The water was low, despite the rain, and they were a good
few feet from the edge. But still, at this angle, bathed in moonlight, the two
reflections were clearly visible. She had never seen them in profile before;
now she couldn’t drag her gaze away.

She was reflected in him. There was the straight line of her
jaw and the tilt of her cheek. The nose was different; his was beaky, hers was
long: but the freckled complexion and wide, full mouth were unmistakeable. Even
the narrow ears were mirrored.
Identical.

A sob forced its way from her lips, and then another,
hiccupping into the darkness.

Dimly she recalled Declan asking her to check his pocket. It
was awkward but eventually she managed to slide her index finger and thumb in
between the patches of material.

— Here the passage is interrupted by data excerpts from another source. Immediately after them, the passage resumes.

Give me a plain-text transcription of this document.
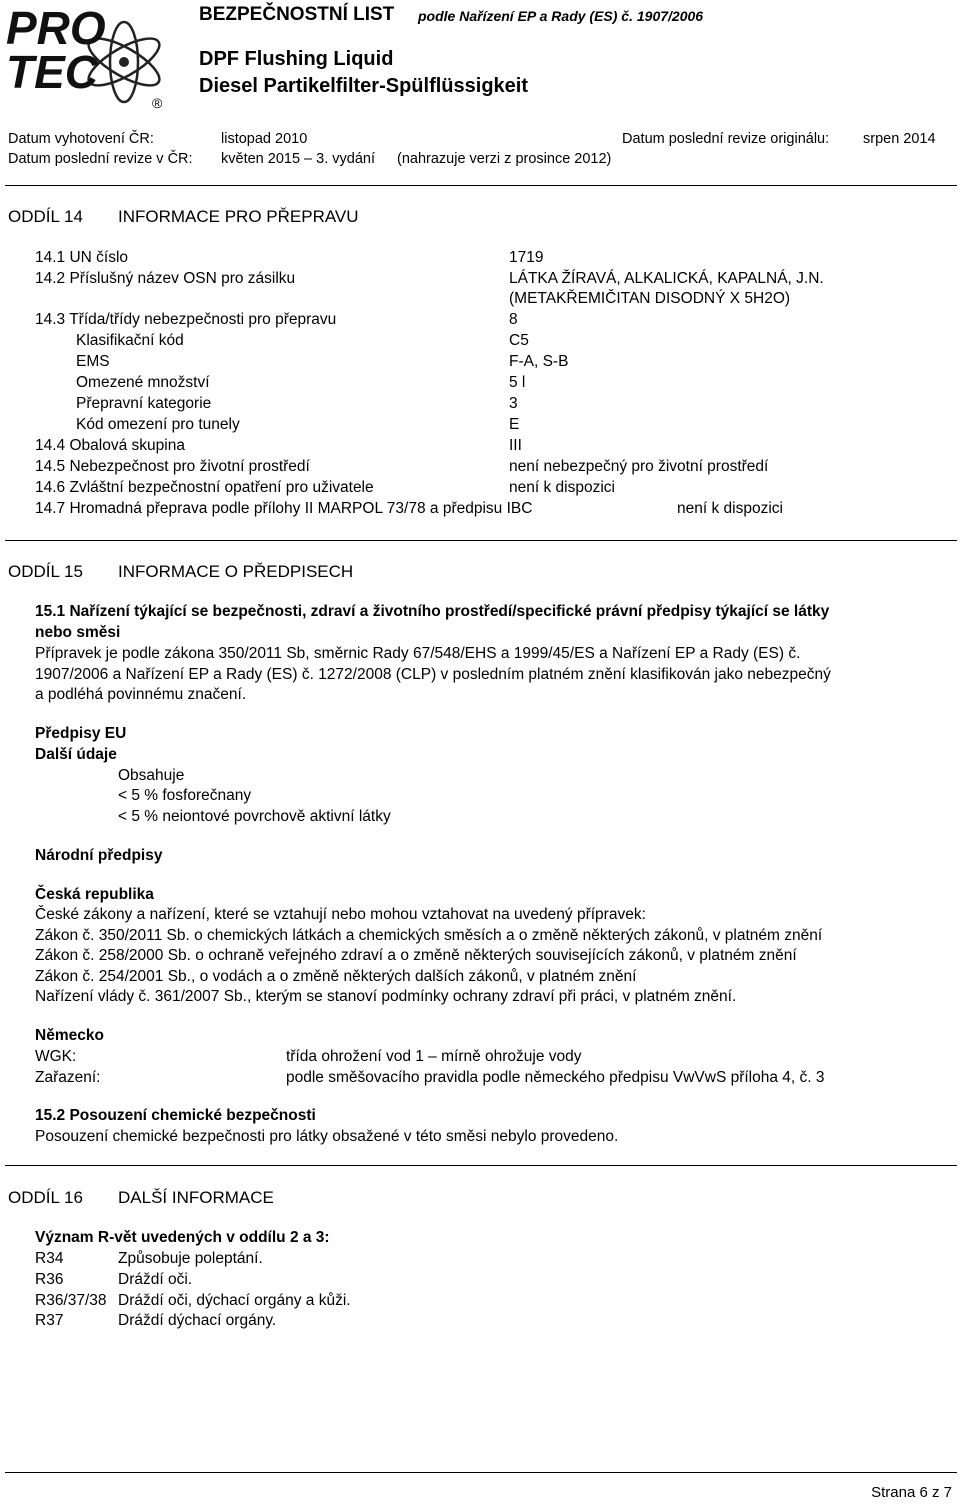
PRO
TEC
®
BEZPEČNOSTNÍ LIST podle Nařízení EP a Rady (ES) č. 1907/2006
DPF Flushing Liquid
Diesel Partikelfilter-Spülflüssigkeit
Datum vyhotovení ČR:	listopad 2010	Datum poslední revize originálu: srpen 2014
Datum poslední revize v ČR: květen 2015 – 3. vydání (nahrazuje verzi z prosince 2012)
ODDÍL 14 INFORMACE PRO PŘEPRAVU
14.1 UN číslo	1719
14.2 Příslušný název OSN pro zásilku	LÁTKA ŽÍRAVÁ, ALKALICKÁ, KAPALNÁ, J.N.
(METAKŘEMIČITAN DISODNÝ X 5H2O)
14.3 Třída/třídy nebezpečnosti pro přepravu	8
Klasifikační kód	C5
EMS	F-A, S-B
Omezené množství	5 l
Přepravní kategorie	3
Kód omezení pro tunely	E
14.4 Obalová skupina	III
14.5 Nebezpečnost pro životní prostředí	není nebezpečný pro životní prostředí
14.6 Zvláštní bezpečnostní opatření pro uživatele	není k dispozici
14.7 Hromadná přeprava podle přílohy II MARPOL 73/78 a předpisu IBC	není k dispozici
ODDÍL 15 INFORMACE O PŘEDPISECH
15.1 Nařízení týkající se bezpečnosti, zdraví a životního prostředí/specifické právní předpisy týkající se látky
nebo směsi
Přípravek je podle zákona 350/2011 Sb, směrnic Rady 67/548/EHS a 1999/45/ES a Nařízení EP a Rady (ES) č.
1907/2006 a Nařízení EP a Rady (ES) č. 1272/2008 (CLP) v posledním platném znění klasifikován jako nebezpečný
a podléhá povinnému značení.
Předpisy EU
Další údaje
Obsahuje
< 5 % fosforečnany
< 5 % neiontové povrchově aktivní látky
Národní předpisy
Česká republika
České zákony a nařízení, které se vztahují nebo mohou vztahovat na uvedený přípravek:
Zákon č. 350/2011 Sb. o chemických látkách a chemických směsích a o změně některých zákonů, v platném znění
Zákon č. 258/2000 Sb. o ochraně veřejného zdraví a o změně některých souvisejících zákonů, v platném znění
Zákon č. 254/2001 Sb., o vodách a o změně některých dalších zákonů, v platném znění
Nařízení vlády č. 361/2007 Sb., kterým se stanoví podmínky ochrany zdraví při práci, v platném znění.
Německo
WGK:	třída ohrožení vod 1 – mírně ohrožuje vody
Zařazení:	podle směšovacího pravidla podle německého předpisu VwVwS příloha 4, č. 3
15.2 Posouzení chemické bezpečnosti
Posouzení chemické bezpečnosti pro látky obsažené v této směsi nebylo provedeno.
ODDÍL 16 DALŠÍ INFORMACE
Význam R-vět uvedených v oddílu 2 a 3:
R34	Způsobuje poleptání.
R36	Dráždí oči.
R36/37/38 Dráždí oči, dýchací orgány a kůži.
R37	Dráždí dýchací orgány.
Strana 6 z 7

There was nothing inside apart from a thin
piece of paper. Carefully, she prised it out. Declan, in an uncharacteristic
display of patience, did not make a sound.

It wasn’t a piece of paper. It was a picture. Crumpled and
tattered as if pulled out and thumbed on countless occasions, and so faded it
was hard to make out in this dim light. But Raegan would recognise her mother’s
smile anywhere. Even beaming out of a picture she had never seen before.